Bigherati (Futuro Nazionale) «Da Roma una proposta per ridare dignità al personale sanitario italiano»

Oplus_16908288
Condividi subito la notizia

Ho partecipato all’Assemblea Costituente di Futuro Nazionale a Roma con l’orgoglio di essere un vannacciano della prima ora e con la consapevolezza che la politica debba tornare a occuparsi dei problemi reali degli italiani. Ho creduto nel progetto del Generale Roberto Vannacci quando ancora non esisteva un partito politico e quando molti guardavano con scetticismo a quello che sarebbe diventato un movimento nazionale.

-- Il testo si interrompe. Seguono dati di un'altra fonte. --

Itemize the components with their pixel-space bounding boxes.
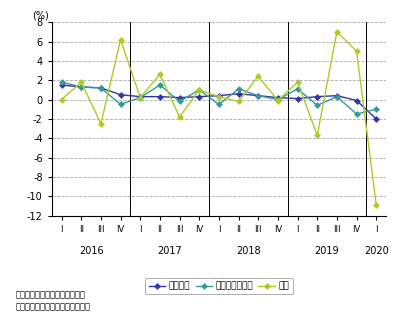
総固定資本形成: [118, 102, 123, 106]
総固定資本形成: [138, 96, 142, 100]
総固定資本形成: [99, 86, 103, 90]
輸出: [59, 98, 64, 101]
輸出: [354, 49, 359, 53]
輸出: [197, 88, 202, 92]
Text: 2019: 2019: [315, 246, 339, 256]
輸出: [334, 30, 339, 34]
総固定資本形成: [177, 100, 182, 103]
総固定資本形成: [275, 98, 280, 101]
個人消費: [374, 117, 378, 121]
個人消費: [79, 85, 84, 89]
輸出: [236, 100, 241, 103]
総固定資本形成: [197, 88, 202, 92]
個人消費: [275, 96, 280, 100]
総固定資本形成: [334, 95, 339, 99]
個人消費: [315, 95, 320, 99]
輸出: [177, 115, 182, 119]
個人消費: [334, 94, 339, 98]
総固定資本形成: [79, 85, 84, 89]
輸出: [295, 80, 300, 84]
Text: (%): (%): [32, 10, 49, 20]
Line: 総固定資本形成: 総固定資本形成: [59, 80, 378, 116]
個人消費: [295, 97, 300, 100]
Legend: 個人消費, 総固定資本形成, 輸出: 個人消費, 総固定資本形成, 輸出: [145, 278, 293, 294]
輸出: [158, 73, 162, 76]
Text: 2020: 2020: [364, 246, 388, 256]
総固定資本形成: [295, 87, 300, 91]
個人消費: [118, 93, 123, 97]
総固定資本形成: [236, 87, 241, 91]
個人消費: [256, 94, 261, 98]
Text: 2016: 2016: [79, 246, 103, 256]
Text: 2018: 2018: [236, 246, 261, 256]
総固定資本形成: [158, 83, 162, 87]
総固定資本形成: [374, 107, 378, 111]
輸出: [99, 122, 103, 126]
輸出: [275, 99, 280, 102]
輸出: [217, 95, 221, 99]
個人消費: [177, 96, 182, 100]
総固定資本形成: [59, 80, 64, 84]
個人消費: [59, 83, 64, 87]
Text: 資料：英国国家統計局から作成。: 資料：英国国家統計局から作成。: [16, 303, 91, 312]
Line: 輸出: 輸出: [59, 29, 378, 207]
輸出: [374, 203, 378, 207]
個人消費: [217, 94, 221, 98]
総固定資本形成: [217, 102, 221, 106]
輸出: [256, 74, 261, 78]
Text: 2017: 2017: [157, 246, 182, 256]
総固定資本形成: [354, 112, 359, 116]
総固定資本形成: [256, 94, 261, 98]
個人消費: [354, 99, 359, 102]
個人消費: [138, 95, 142, 99]
個人消費: [197, 95, 202, 99]
Text: 備考：前期比、季節調整済み。: 備考：前期比、季節調整済み。: [16, 290, 86, 299]
Line: 個人消費: 個人消費: [59, 83, 378, 121]
輸出: [79, 80, 84, 84]
個人消費: [99, 86, 103, 90]
輸出: [138, 96, 142, 100]
輸出: [315, 133, 320, 137]
個人消費: [236, 92, 241, 96]
輸出: [118, 38, 123, 42]
個人消費: [158, 95, 162, 99]
総固定資本形成: [315, 103, 320, 107]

Ho aderito al movimento culturale Il Mondo al Contrario e ho continuato a sostenerne il percorso perché ho sempre visto in questa esperienza una risposta concreta a una politica troppo spesso distante dai cittadini.

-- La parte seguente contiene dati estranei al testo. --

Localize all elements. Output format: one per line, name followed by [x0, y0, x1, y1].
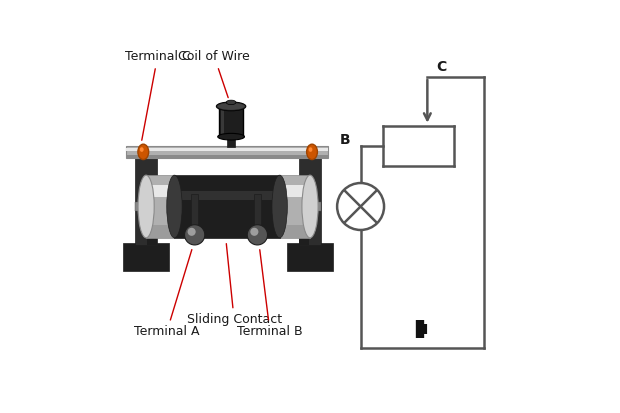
Ellipse shape	[307, 144, 317, 159]
FancyBboxPatch shape	[174, 191, 280, 200]
Ellipse shape	[216, 102, 246, 111]
FancyBboxPatch shape	[299, 209, 309, 245]
FancyBboxPatch shape	[280, 185, 310, 197]
Ellipse shape	[138, 144, 149, 159]
Text: B: B	[340, 133, 350, 147]
Text: Coil of Wire: Coil of Wire	[179, 50, 250, 97]
FancyBboxPatch shape	[299, 148, 321, 245]
FancyBboxPatch shape	[146, 185, 174, 197]
FancyBboxPatch shape	[254, 195, 261, 233]
FancyBboxPatch shape	[146, 225, 174, 238]
FancyBboxPatch shape	[135, 202, 142, 211]
Text: Terminal C: Terminal C	[125, 50, 190, 140]
FancyBboxPatch shape	[227, 133, 235, 147]
Text: Terminal B: Terminal B	[237, 250, 303, 338]
Ellipse shape	[272, 175, 287, 238]
Text: Sliding Contact: Sliding Contact	[187, 244, 281, 326]
Circle shape	[185, 225, 205, 245]
Ellipse shape	[216, 102, 246, 111]
Text: Terminal A: Terminal A	[134, 249, 200, 338]
FancyBboxPatch shape	[126, 155, 328, 157]
Ellipse shape	[140, 147, 144, 152]
FancyBboxPatch shape	[135, 148, 157, 245]
FancyBboxPatch shape	[219, 106, 243, 137]
Circle shape	[250, 228, 259, 236]
FancyBboxPatch shape	[146, 175, 174, 238]
Ellipse shape	[302, 175, 318, 238]
FancyBboxPatch shape	[150, 202, 157, 211]
FancyBboxPatch shape	[174, 175, 280, 238]
Text: C: C	[436, 60, 446, 74]
Ellipse shape	[309, 147, 312, 152]
FancyBboxPatch shape	[280, 175, 310, 238]
FancyBboxPatch shape	[123, 243, 169, 271]
Ellipse shape	[138, 175, 154, 238]
Circle shape	[337, 183, 384, 230]
FancyBboxPatch shape	[299, 202, 306, 211]
Ellipse shape	[167, 175, 182, 238]
Circle shape	[247, 225, 267, 245]
Circle shape	[188, 228, 196, 236]
FancyBboxPatch shape	[314, 202, 321, 211]
Ellipse shape	[251, 229, 264, 237]
Ellipse shape	[188, 229, 201, 237]
FancyBboxPatch shape	[147, 209, 157, 245]
FancyBboxPatch shape	[191, 195, 198, 233]
FancyBboxPatch shape	[286, 243, 334, 271]
FancyBboxPatch shape	[126, 148, 328, 151]
FancyBboxPatch shape	[221, 108, 224, 135]
Ellipse shape	[218, 133, 244, 140]
FancyBboxPatch shape	[126, 146, 328, 157]
Ellipse shape	[226, 100, 236, 104]
FancyBboxPatch shape	[280, 225, 310, 238]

Per questo, da infermiere, amministratore pubblico e primo amministratore lucano ad aderire a Futuro Nazionale, ho voluto depositare all’Assemblea Costituente una proposta dedicata a una delle emergenze più gravi che il nostro Paese sta vivendo, la progressiva fuga del personale sanitario dal Servizio Sanitario Nazionale.

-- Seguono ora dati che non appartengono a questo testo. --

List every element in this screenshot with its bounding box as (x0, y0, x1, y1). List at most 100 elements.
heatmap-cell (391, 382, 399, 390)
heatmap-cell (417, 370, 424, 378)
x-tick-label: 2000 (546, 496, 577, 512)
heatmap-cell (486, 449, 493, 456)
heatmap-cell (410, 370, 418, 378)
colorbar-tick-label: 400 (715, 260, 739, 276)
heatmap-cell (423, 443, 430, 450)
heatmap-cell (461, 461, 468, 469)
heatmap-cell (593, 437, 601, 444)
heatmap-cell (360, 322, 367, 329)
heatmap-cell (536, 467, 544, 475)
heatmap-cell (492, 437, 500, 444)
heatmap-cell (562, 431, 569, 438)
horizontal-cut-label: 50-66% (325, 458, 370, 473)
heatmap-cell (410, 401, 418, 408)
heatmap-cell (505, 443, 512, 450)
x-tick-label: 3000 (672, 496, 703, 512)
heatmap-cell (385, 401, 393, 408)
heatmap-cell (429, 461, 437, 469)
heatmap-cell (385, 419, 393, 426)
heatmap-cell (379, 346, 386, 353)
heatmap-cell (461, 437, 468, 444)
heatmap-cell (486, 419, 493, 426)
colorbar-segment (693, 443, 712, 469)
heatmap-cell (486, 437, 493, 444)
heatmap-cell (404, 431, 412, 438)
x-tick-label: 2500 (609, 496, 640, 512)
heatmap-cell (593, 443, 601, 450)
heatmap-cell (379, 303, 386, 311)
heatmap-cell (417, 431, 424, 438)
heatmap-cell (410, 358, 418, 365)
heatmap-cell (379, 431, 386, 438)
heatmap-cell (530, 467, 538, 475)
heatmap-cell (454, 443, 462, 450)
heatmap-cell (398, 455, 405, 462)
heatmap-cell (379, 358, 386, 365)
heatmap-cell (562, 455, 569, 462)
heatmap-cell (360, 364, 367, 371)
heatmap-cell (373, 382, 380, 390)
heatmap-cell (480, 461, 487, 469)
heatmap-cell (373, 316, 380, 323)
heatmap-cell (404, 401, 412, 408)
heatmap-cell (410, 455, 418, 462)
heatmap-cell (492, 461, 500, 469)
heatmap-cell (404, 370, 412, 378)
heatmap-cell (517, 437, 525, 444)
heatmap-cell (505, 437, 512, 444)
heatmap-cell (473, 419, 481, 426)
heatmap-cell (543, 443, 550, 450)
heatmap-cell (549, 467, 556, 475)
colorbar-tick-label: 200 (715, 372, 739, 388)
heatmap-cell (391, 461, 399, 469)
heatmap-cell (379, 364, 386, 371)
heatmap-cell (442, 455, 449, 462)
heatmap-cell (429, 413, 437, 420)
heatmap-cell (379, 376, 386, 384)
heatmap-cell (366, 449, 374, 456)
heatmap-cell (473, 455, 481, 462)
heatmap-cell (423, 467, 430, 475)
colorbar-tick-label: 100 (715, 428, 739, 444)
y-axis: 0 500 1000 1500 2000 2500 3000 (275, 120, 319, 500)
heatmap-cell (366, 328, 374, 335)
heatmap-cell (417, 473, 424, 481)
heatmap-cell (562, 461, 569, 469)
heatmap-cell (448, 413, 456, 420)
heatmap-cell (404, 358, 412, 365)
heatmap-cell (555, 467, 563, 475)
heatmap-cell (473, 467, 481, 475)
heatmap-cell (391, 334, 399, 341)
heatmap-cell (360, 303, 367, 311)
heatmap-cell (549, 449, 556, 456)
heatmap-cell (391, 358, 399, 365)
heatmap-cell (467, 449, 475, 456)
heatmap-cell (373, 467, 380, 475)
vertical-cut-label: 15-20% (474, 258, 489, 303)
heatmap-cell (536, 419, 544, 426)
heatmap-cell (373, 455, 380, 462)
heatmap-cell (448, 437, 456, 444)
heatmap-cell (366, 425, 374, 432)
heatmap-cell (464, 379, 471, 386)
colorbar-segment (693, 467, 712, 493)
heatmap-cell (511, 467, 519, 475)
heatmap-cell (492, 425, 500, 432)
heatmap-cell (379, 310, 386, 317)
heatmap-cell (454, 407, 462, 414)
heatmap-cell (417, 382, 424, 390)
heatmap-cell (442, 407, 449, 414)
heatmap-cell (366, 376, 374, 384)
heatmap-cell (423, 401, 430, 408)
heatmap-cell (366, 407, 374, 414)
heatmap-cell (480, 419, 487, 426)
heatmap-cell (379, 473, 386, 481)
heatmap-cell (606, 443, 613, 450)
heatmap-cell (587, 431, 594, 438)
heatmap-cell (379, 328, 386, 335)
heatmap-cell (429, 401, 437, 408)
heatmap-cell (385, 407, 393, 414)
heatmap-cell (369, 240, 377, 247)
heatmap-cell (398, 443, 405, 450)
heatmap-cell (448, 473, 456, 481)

Oggi oltre un milione di professionisti della salute garantisce ogni giorno il funzionamento degli ospedali e dei servizi territoriali italiani e delle RSA. Infermieri, operatori socio-sanitari, tecnici, fisioterapisti, amministrativi e tanti altri professionisti lavorano con senso del dovere, spesso lontano dai riflettori, affrontando carichi di lavoro sempre più pesanti, aggressioni, responsabilità enormi e stipendi che non riescono più a tenere il passo con il costo della vita. Negli ultimi anni la politica ha parlato molto di strutture, ospedali, Case di Comunità e investimenti edilizi. Tutto questo è importante, ma la sanità non si costruisce con il cemento, ma con le persone. Possiamo realizzare i migliori ospedali d’Europa, ma senza medici, infermieri e operatori sanitari resteranno soltanto edifici vuoti. Sempre meno giovani scelgono di intraprendere queste professioni e sempre più operatori decidono di lasciare il servizio pubblico o addirittura il nostro Paese. È una tendenza pericolosa che rischia di compromettere il futuro della sanità italiana e per questo ho voluto porre una domanda semplice ma fondamentale. Negli ultimi giorni abbiamo assistito all’annuncio dell’arrivo di migliaia di infermieri stranieri per colmare le carenze di organico presenti in molte regioni italiane ma la politica non può limitarsi a rincorrere le emergenze. 

Per anni abbiamo sentito ripetere lo slogan “Prima gli italiani”, e allora oggi dico prima gli operatori sanitari italiani, prima quei professionisti che ogni giorno tengono in piedi il nostro Servizio Sanitario Nazionale con competenza, sacrificio e spirito di servizio. Servono stipendi più dignitosi, percorsi di carriera meritocratici, maggiore sicurezza sul lavoro, tutela dalle aggressioni e un riconoscimento concreto del valore sociale delle professioni sanitarie. Una Nazione seria investe sui propri figli che valorizza chi la cura e che una Nazione che vuole avere un futuro non può permettersi di perdere il proprio capitale umano migliore. Da Roma ho voluto portare questo messaggio perché credo che la rinascita dell’Italia passi anche dalla capacità di restituire dignità, rispetto e prospettive a chi ogni giorno si prende cura dei cittadini. Futuro Nazionale nasce per difendere l’identità, il merito e gli interessi del popolo italiano e non c’è interesse nazionale più importante della salute degli italiani e di chi, ogni giorno, lavora per garantirla.